Unfortunately, the narration is disjointed. Masutani wastes 20 minutes on President Johnson’s actions in Vietnam, and the film’s title is ultimately misleading: We never get a glimpse of what may have happened if Vietnam hadn’t been ravaged by another 30 years of war — the film’s apparent raison d’être. Still, JFK fans and armchair historians will find this film interesting, especially in light of recent events in U.S. foreign policy.
12
By Kaitlin Fontana
Put simply, 12 is Russian director Nikita Mikhalkov’s adaptation of Sidney Lumet’s 1957 jury drama 12 Angry Men. However, Mikhalkov, who won a Best Foreign Language Film Oscar for 1994’s Burnt by the Sun, is not a simple filmmaker. 12 is a movie with the heft and complexity befitting the work of fellow Russians Chekhov, Tolstoy, and Turgenev.

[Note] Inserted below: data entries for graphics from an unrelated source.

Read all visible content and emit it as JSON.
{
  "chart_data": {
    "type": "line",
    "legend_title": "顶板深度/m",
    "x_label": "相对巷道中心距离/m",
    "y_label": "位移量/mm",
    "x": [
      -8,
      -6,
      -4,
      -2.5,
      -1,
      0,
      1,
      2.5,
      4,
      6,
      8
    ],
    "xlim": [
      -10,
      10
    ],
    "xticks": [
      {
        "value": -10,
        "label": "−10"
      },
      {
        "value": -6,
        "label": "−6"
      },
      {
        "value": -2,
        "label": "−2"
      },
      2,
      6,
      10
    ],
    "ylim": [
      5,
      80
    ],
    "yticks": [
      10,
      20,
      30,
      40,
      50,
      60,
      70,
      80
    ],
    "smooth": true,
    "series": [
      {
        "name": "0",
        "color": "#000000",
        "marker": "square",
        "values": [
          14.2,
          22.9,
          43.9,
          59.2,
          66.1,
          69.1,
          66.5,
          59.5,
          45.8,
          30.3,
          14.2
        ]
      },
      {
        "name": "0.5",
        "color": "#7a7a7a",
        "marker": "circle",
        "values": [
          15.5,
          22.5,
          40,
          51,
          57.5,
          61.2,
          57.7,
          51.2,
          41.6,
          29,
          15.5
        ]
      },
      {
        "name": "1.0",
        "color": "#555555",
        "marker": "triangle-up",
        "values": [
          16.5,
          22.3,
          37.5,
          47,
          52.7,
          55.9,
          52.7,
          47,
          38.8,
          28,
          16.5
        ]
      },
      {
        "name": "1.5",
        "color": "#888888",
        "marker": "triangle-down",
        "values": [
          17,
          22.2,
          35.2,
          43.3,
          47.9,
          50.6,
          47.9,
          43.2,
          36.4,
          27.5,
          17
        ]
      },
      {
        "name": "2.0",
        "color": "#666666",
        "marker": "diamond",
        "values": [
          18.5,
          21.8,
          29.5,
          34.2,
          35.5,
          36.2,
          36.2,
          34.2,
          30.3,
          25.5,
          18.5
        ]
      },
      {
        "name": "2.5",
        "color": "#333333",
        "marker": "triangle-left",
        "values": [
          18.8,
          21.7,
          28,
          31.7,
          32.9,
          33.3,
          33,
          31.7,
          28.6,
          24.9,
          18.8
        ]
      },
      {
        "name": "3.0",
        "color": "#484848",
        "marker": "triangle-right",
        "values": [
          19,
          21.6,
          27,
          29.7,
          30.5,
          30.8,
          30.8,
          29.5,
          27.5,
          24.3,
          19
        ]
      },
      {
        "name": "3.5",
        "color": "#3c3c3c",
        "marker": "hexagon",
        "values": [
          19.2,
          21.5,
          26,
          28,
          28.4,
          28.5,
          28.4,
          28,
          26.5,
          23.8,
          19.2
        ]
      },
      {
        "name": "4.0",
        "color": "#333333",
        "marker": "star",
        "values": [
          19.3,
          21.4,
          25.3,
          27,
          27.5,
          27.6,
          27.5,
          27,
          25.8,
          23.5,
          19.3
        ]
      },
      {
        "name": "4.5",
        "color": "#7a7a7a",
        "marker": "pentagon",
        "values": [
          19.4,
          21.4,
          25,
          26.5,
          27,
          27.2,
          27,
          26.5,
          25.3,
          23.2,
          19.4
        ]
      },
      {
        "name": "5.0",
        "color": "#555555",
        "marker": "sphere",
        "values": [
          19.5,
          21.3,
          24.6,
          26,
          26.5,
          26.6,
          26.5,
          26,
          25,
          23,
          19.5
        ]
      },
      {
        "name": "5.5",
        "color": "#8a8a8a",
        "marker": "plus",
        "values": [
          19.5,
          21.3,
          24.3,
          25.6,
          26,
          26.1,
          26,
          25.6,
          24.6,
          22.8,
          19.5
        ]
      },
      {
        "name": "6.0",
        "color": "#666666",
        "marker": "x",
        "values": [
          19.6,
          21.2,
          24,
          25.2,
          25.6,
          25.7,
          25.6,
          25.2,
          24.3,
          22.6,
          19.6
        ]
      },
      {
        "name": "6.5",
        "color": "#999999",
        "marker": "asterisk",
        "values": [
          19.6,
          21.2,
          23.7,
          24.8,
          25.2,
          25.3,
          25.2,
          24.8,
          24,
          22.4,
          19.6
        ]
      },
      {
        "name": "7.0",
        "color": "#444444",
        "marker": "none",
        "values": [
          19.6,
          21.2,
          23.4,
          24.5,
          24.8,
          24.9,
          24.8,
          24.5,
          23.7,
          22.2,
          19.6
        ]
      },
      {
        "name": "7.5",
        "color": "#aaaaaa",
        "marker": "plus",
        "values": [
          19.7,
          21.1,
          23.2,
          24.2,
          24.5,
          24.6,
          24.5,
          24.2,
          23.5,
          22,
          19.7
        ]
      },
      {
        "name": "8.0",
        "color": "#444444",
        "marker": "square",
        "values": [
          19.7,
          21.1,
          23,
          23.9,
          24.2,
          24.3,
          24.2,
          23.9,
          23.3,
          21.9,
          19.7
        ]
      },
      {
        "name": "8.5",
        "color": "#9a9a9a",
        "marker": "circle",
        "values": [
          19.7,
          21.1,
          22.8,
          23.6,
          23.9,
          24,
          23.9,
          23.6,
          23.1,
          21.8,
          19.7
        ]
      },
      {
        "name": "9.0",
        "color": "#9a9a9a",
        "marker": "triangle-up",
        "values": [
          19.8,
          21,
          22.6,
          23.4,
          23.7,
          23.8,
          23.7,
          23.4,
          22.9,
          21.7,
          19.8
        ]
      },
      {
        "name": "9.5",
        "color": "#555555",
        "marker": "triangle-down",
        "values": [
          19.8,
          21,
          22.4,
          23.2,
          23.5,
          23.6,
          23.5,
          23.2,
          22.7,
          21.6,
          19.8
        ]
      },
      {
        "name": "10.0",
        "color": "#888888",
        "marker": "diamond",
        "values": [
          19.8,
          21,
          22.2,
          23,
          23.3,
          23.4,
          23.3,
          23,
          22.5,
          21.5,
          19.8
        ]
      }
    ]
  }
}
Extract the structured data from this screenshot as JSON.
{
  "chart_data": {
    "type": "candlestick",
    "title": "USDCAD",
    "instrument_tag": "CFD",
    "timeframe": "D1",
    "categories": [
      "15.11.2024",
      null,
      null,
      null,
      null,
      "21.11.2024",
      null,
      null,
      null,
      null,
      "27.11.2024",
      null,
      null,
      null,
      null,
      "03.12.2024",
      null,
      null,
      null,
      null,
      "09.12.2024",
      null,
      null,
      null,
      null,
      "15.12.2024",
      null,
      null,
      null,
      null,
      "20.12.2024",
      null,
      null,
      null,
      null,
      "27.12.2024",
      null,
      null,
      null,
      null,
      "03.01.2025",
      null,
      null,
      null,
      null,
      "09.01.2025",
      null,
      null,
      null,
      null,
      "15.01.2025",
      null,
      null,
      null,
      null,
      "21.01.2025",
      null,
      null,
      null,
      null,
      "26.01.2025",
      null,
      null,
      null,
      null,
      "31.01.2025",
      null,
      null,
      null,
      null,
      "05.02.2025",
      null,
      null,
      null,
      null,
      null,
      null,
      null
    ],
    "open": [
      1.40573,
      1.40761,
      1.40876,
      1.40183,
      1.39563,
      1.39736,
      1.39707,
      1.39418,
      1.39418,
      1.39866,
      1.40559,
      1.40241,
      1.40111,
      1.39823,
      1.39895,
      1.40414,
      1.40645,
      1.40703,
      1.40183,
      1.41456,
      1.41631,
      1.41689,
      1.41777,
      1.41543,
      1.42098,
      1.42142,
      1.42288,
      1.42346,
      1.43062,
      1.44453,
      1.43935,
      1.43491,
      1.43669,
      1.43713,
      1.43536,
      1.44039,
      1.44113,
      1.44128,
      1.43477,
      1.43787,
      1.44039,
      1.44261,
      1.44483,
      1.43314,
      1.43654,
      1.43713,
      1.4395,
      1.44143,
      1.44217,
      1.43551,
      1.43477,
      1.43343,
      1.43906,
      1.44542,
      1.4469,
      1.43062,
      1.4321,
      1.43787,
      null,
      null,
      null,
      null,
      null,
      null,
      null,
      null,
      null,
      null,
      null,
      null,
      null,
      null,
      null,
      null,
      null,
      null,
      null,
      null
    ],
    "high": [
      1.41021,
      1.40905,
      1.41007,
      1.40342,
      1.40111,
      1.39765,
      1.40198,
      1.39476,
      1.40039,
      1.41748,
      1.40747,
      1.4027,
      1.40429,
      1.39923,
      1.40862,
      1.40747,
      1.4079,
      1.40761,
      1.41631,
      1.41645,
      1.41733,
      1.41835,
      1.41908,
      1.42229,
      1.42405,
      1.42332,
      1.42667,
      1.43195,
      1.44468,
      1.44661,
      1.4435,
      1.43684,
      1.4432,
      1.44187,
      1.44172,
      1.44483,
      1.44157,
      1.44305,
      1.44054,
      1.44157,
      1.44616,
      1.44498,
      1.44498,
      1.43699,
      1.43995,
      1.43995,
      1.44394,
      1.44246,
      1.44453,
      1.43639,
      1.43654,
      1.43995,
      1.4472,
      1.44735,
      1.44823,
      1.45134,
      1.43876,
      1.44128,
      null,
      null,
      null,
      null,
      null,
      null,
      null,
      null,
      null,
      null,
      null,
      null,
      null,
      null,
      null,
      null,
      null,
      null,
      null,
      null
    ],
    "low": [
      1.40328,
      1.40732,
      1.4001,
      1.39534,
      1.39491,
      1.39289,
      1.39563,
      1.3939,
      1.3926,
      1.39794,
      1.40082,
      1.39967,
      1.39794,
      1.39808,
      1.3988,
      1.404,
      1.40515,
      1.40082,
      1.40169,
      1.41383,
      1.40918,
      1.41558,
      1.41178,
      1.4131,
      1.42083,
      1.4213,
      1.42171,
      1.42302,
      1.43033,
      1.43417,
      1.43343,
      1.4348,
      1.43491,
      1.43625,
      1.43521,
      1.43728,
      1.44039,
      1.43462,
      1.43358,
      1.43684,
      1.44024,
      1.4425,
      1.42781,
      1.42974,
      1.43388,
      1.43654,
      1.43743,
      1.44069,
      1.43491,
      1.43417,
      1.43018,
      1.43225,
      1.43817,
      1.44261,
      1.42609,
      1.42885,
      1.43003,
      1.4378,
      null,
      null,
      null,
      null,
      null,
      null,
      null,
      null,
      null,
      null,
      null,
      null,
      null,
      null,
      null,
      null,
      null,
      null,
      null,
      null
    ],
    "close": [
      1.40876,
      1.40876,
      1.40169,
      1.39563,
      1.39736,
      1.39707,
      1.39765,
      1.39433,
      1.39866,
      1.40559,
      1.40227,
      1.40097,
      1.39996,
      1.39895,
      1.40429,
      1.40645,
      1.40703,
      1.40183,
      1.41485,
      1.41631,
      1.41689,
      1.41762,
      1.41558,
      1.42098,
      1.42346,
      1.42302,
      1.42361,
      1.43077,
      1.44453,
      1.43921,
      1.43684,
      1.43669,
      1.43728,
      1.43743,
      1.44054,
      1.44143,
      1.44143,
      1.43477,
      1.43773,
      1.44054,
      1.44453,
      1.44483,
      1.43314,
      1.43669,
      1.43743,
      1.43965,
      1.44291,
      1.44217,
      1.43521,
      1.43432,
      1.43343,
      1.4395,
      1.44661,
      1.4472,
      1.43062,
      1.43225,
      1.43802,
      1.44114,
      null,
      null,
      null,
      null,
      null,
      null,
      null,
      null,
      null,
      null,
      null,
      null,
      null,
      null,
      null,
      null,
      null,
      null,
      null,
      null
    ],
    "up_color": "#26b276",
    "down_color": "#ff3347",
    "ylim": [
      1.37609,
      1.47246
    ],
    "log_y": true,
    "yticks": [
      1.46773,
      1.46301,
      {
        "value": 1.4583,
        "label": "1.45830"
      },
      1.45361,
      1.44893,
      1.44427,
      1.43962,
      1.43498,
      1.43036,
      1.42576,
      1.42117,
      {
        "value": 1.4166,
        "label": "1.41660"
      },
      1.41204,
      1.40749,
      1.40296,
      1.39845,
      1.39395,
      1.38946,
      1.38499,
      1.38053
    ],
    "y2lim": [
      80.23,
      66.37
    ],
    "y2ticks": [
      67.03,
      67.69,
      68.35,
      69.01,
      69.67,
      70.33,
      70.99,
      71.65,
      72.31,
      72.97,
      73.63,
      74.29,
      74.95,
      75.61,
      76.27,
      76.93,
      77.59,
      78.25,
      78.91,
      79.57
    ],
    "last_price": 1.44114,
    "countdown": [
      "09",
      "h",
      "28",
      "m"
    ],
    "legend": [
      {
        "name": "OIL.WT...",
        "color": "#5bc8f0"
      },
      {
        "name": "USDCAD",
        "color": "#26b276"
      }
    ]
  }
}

Set in a dilapidated Moscow high school gym that substitutes for a jury room, the case before the jurors is that of a Chechen boy accused of killing his adoptive father, a Russian army officer. Guilt is assumed, but the first vote, unexpectedly, comes back 11 for guilt, one for innocence.
The resulting debate leads to a series of character studies, ostensibly representing diverse parts of Russia’s modern landscape: an older Jew, a racist cabbie, a knife-wielding surgeon. Through their prejudices, flashbacks of the wars with Chechnya, and their effect on the accused boy, the picture of a monumentally complex, precipice-clinging country emerges.
The film is beautiful and frustrating by turns, and far too long. Over nearly three hours, the squirming the jurors feel at their captivity transfers to the audience, and lengthy monologues begin to wear. At the same time, steps taken to prove or disprove elements of the case come off as light procedural — either too obvious or too tangentially discovered. These distract from the film’s greater ideas (Chechnya, Russia, independence and innocence), and, along with a grand-gesture ending, tend to confuse and conflate the arguments on either side. Complexity and ambiguity in art can reveal much about its origins, but it can also make for a too-tangled web.